Assignment: Running a Classification Tree

Program and outputs

Data loading and cleaning

import pandas as pandas
from sklearn.model_selection import train_test_split
from sklearn.tree import DecisionTreeClassifier
import sklearn.metrics
import numpy as np

CSV_PATH = 'gapminder.csv'

data = pandas.read_csv(CSV_PATH)
print('Total number of countries: {0}'.format(len(data)))
Total number of countries: 213
PREDICTORS = [
    'incomeperperson', 'alcconsumption', 'armedforcesrate',
    'breastcancerper100th', 'co2emissions', 'femaleemployrate',
    'hivrate', 'internetuserate', 'oilperperson',
    'polityscore', 'relectricperperson', 'suicideper100th',
    'employrate', 'urbanrate'
]

clean = data.copy()
    
clean = clean.replace(r'\s+', np.NaN, regex=True)
clean = clean[PREDICTORS + ['lifeexpectancy']].dropna()

for key in PREDICTORS + ['lifeexpectancy']:
    clean[key] = pandas.to_numeric(clean[key], errors='coerce', downcast='integer')
    
clean = clean.astype(int)
predictors = clean[PREDICTORS]
targets = clean.lifeexpectancy

pred_train, pred_test, tar_train, tar_test = train_test_split(predictors, targets, test_size=.4)
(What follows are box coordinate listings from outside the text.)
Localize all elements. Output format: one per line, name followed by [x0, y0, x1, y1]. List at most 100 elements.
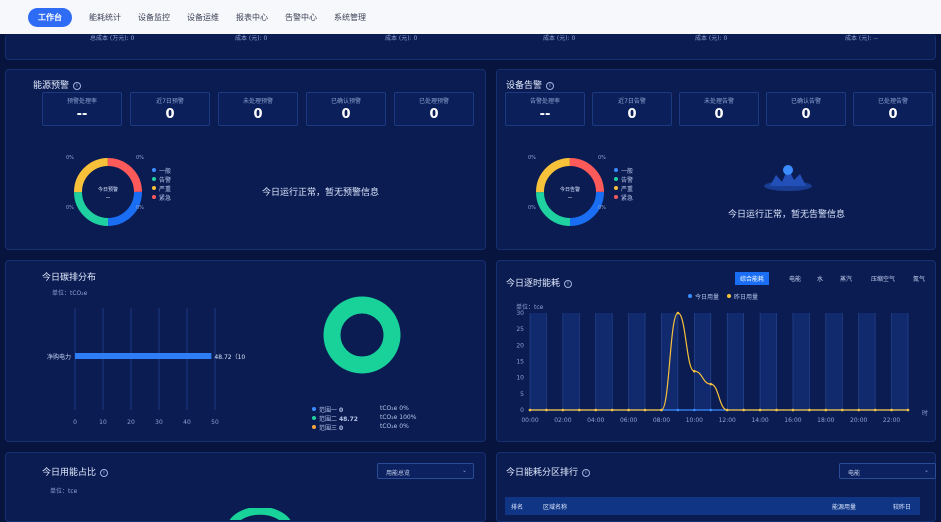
legend-item: 一般 [152, 166, 171, 175]
info-icon[interactable]: i [564, 280, 573, 288]
info-icon[interactable]: i [582, 469, 591, 477]
pct-label: 0% [598, 155, 606, 161]
data-point [873, 408, 877, 412]
nav-tab-device-monitor[interactable]: 设备监控 [138, 12, 170, 23]
x-tick-label: 12:00 [719, 417, 736, 424]
realtime-title: 今日逐时能耗 i [506, 276, 573, 289]
legend-item: 今日用量 [688, 292, 719, 301]
tab-compressed-air[interactable]: 压缩空气 [866, 272, 900, 285]
legend-item: 范围一 0 [312, 405, 358, 414]
device-alarm-message: 今日运行正常，暂无告警信息 [728, 210, 846, 220]
info-icon[interactable]: i [546, 82, 555, 90]
data-point [545, 408, 548, 412]
grid-band [825, 313, 843, 410]
cost-strip [5, 34, 936, 60]
x-tick-label: 30 [155, 419, 163, 426]
data-point [528, 408, 532, 412]
grid-band [530, 313, 547, 410]
y-tick-label: 0 [520, 407, 524, 414]
top-nav: 工作台 能耗统计 设备监控 设备运维 报表中心 告警中心 系统管理 [0, 0, 941, 34]
pct-label: 0% [528, 155, 536, 161]
tab-nitrogen[interactable]: 氮气 [908, 272, 930, 285]
col-usage: 能源用量 [832, 504, 857, 511]
data-point [610, 408, 614, 412]
energy-alarm-legend: 一般 告警 严重 紧急 [152, 166, 171, 202]
data-point [561, 408, 565, 412]
energy-ratio-unit: 单位：tce [50, 488, 78, 495]
energy-ratio-donut [229, 508, 291, 520]
nav-tab-workbench[interactable]: 工作台 [28, 7, 72, 27]
col-vs-yesterday: 较昨日 [893, 504, 912, 511]
cost-item: 成本 (元): 0 [235, 35, 268, 42]
info-icon[interactable]: i [73, 82, 82, 90]
zone-rank-title: 今日能耗分区排行 i [506, 465, 591, 478]
y-tick-label: 20 [516, 342, 524, 349]
donut-center-value: -- [568, 194, 572, 201]
zone-rank-select[interactable]: 电能 ⌄ [839, 463, 936, 479]
info-icon[interactable]: i [100, 469, 109, 477]
tab-water[interactable]: 水 [812, 272, 828, 285]
nav-tab-system[interactable]: 系统管理 [334, 12, 366, 23]
grid-band [858, 313, 876, 410]
stat-box: 近7日预警 0 [130, 92, 210, 126]
tab-combined[interactable]: 综合能耗 [735, 272, 770, 285]
data-point [725, 408, 729, 412]
data-point [693, 369, 696, 373]
legend-item: 紧急 [614, 193, 633, 202]
y-category-label: 净购电力 [47, 353, 71, 361]
device-alarm-title: 设备告警 i [506, 78, 555, 91]
data-point [693, 408, 696, 412]
carbon-unit: 单位：tCO₂e [52, 290, 88, 297]
data-point [578, 408, 581, 412]
nav-tab-energy-stats[interactable]: 能耗统计 [89, 12, 121, 23]
grid-band [628, 313, 646, 410]
y-tick-label: 5 [520, 391, 524, 398]
x-tick-label: 08:00 [653, 417, 670, 424]
data-point [660, 408, 663, 412]
x-tick-label: 10:00 [686, 417, 703, 424]
no-alarm-illustration-icon [764, 165, 812, 191]
donut-center-label: 今日告警 [560, 186, 580, 193]
energy-alarm-title: 能源预警 i [33, 78, 82, 91]
stat-box: 未处理告警 0 [679, 92, 759, 126]
pct-label: 0% [66, 205, 74, 211]
series-line [529, 312, 908, 411]
energy-ratio-select[interactable]: 用能总览 ⌄ [377, 463, 474, 479]
grid-band [760, 313, 777, 410]
stat-box: 近7日告警 0 [592, 92, 672, 126]
grid-band [891, 313, 908, 410]
legend-item: 紧急 [152, 193, 171, 202]
carbon-legend: 范围一 0 范围二 48.72 范围三 0 [312, 405, 358, 432]
y-tick-label: 30 [516, 310, 524, 317]
data-point [676, 408, 680, 412]
energy-alarm-donut: 今日预警 -- [74, 158, 142, 226]
bar [75, 353, 212, 359]
grid-band [694, 313, 711, 410]
carbon-legend-pct: tCO₂e 0% tCO₂e 100% tCO₂e 0% [380, 405, 417, 430]
realtime-legend: 今日用量 昨日用量 [688, 292, 758, 301]
stat-box: 未处理预警 0 [218, 92, 298, 126]
legend-item: 告警 [614, 175, 633, 184]
energy-alarm-message: 今日运行正常，暂无预警信息 [262, 188, 380, 198]
chevron-down-icon: ⌄ [461, 467, 467, 474]
legend-item: 告警 [152, 175, 171, 184]
data-point [906, 408, 910, 412]
nav-tab-reports[interactable]: 报表中心 [236, 12, 268, 23]
data-point [808, 408, 811, 412]
stat-box: 已确认告警 0 [766, 92, 846, 126]
legend-item: 严重 [152, 184, 171, 193]
nav-tab-device-ops[interactable]: 设备运维 [187, 12, 219, 23]
stat-box: 已处理预警 0 [394, 92, 474, 126]
tab-steam[interactable]: 蒸汽 [835, 272, 857, 285]
tab-electric[interactable]: 电能 [784, 272, 806, 285]
device-alarm-legend: 一般 告警 严重 紧急 [614, 166, 633, 202]
nav-tab-alarm-center[interactable]: 告警中心 [285, 12, 317, 23]
data-point [643, 408, 647, 412]
x-tick-label: 00:00 [521, 417, 538, 424]
legend-item: 范围二 48.72 [312, 414, 358, 423]
legend-item: 一般 [614, 166, 633, 175]
data-point [890, 408, 893, 412]
x-tick-label: 20 [127, 419, 135, 426]
cost-item: 成本 (元): -- [845, 35, 878, 42]
data-point [840, 408, 844, 412]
print(pred_train.shape, pred_test.shape, tar_train.shape, tar_test.shape)
(33, 14) (23, 14) (33,) (23,)

Modeling and output

# Build model on training data
classifier = DecisionTreeClassifier()
classifier = classifier.fit(pred_train, tar_train)

predictions = classifier.predict(pred_test)

print('Confusion matrix:', sklearn.metrics.confusion_matrix(tar_test, predictions), sep='\n')
print('Accuracy score:', sklearn.metrics.accuracy_score(tar_test, predictions))
Confusion matrix:
[[0 0 0 0 0 0 0 0 0 0 0 0 0 0 0]
 [0 0 0 0 0 0 0 0 1 0 0 0 0 0 0]
 [0 0 0 0 0 0 1 0 0 1 0 0 0 0 0]
 [1 0 0 0 0 0 0 0 0 0 0 0 0 0 0]
 [0 0 0 0 0 0 1 0 0 1 0 0 0 0 0]
 [0 0 0 0 0 0 0 1 0 1 0 0 0 0 0]
 [1 0 0 0 0 0 1 2 0 0 0 0 0 0 0]
 [0 0 0 0 0 0 0 0 0 0 0 0 0 0 0]
 [0 0 0 0 0 0 0 0 0 0 0 0 0 0 0]
 [0 0 0 0 0 0 0 0 0 0 0 0 0 0 0]
 [0 0 0 0 0 0 0 0 0 0 0 0 0 0 0]
 [0 0 0 0 0 0 0 1 0 0 0 0 0 0 0]
 [0 0 0 0 0 0 0 0 0 0 2 1 1 0 0]
 [0 0 0 0 0 0 0 0 0 0 0 1 3 1 0]
 [0 0 0 0 0 0 0 0 0 0 0 0 1 0 0]]
Accuracy score: 0.130434782609
# Displaying the decision tree
from sklearn import tree
from io import StringIO
from IPython.display import Image
import pydotplus

out = StringIO()
tree.export_graphviz(classifier, out_file=out)
graph = pydotplus.graph_from_dot_data(out.getvalue())
Image(graph.create_png())

png

Summary

I was able to create a decision tree out of the gapminder dataset evaluating the conditions that contribute to life expectancy. A lot of data cleanup was required to generate this tree, as sklearn couldn&rsqu;t build a tree out of floats, which comprised most of my dataset.

I think the gapminder dataset is too small to build a meaningful decision tree. The accuracy score was 0.13 and the initial sample split was 8 and 25. The output is also incredibly hard to read. It would be nice to be able to replace X[0] with something like X[incomeperperson].